Publié le 22 avril 2009 par Alorangeane

Apparemment aujourd'hui, c'est le jour de la Terre, en tout cas au Québec. En cette merveilleuse journée, je vous joins un texte de Fred Vargas, qui nous fait part de ses vues sur la question de l'environnement... Très, très beau texte, et surtout impressionnant de réalisme.
Il est temps de se remuer et d'éduquer nos enfants (les adultes, c'est peut-être déjà trop tard) à ne pas gâcher notre si belle planète.

"Nous y sommes" de Fred VARGAS
Nous y sommes.
Nous y voilà, nous y sommes. Depuis cinquante ans
que cette tourmente menace dans les hautsfourneaux
de l'incurie de l'humanité, nous y sommes.
Dans le mur, au bord du gouffre, comme seul l'homme
sait le faire avec brio, qui ne perçoit la réalité que
lorsqu'elle lui fait mal.
Telle notre bonne vieille cigale à qui nous prêtons nos
qualités d'insouciance.
Nous avons chanté, dansé.
Quand je dis « nous », entendons un quart de
l'humanité tandis que le reste était à la peine.
Nous avons construit la vie meilleure, nous avons jeté
nos pesticides à l'eau, nos fumées dans l'air, nous
avons conduit trois voitures, nous avons vidé les
mines, nous avons mangé des fraises du bout monde,
nous avons voyagé en tous sens, nous avons éclairé
les nuits, nous avons chaussé des tennis qui clignotent
quand on marche, nous avons grossi, nous avons
mouillé le désert, acidifié la pluie, créé des clones,
franchement on peut dire qu'on s'est bien amusés.

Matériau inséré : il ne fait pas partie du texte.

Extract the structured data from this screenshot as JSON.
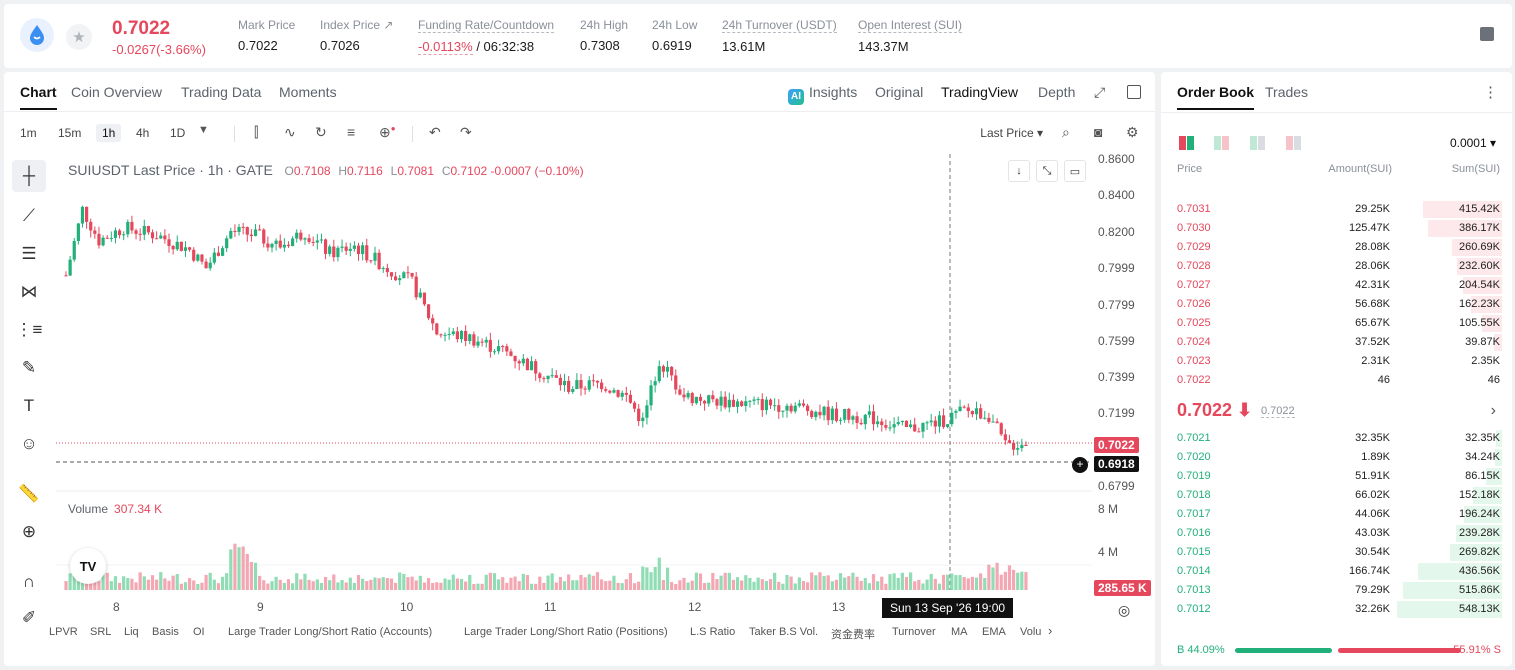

On a réussi des trucs carrément épatants, très
difficiles, comme faire fondre la banquise, glisser des
bestioles génétiquement modifiées sous la terre,
déplacer le Gulf Stream, détruire un tiers des espèces
vivantes, faire péter l'atome, enfoncer des déchets
radioactifs dans le sol, ni vu ni connu.
Franchement on s'est marrés.
Franchement on a bien profité.
Et on aimerait bien continuer, tant il va de soi qu'il est
plus rigolo de sauter dans un avion avec des tennis
lumineuses que de biner des pommes de terre.
Certes.
Mais nous y sommes.
A la Troisième Révolution.
Qui a ceci de très différent des deux premières (la
Révolution néolithique et la Révolution industrielle,
pour mémoire) qu'on ne l'a pas choisie. "On est
obligés de la faire, la Troisième Révolution ?"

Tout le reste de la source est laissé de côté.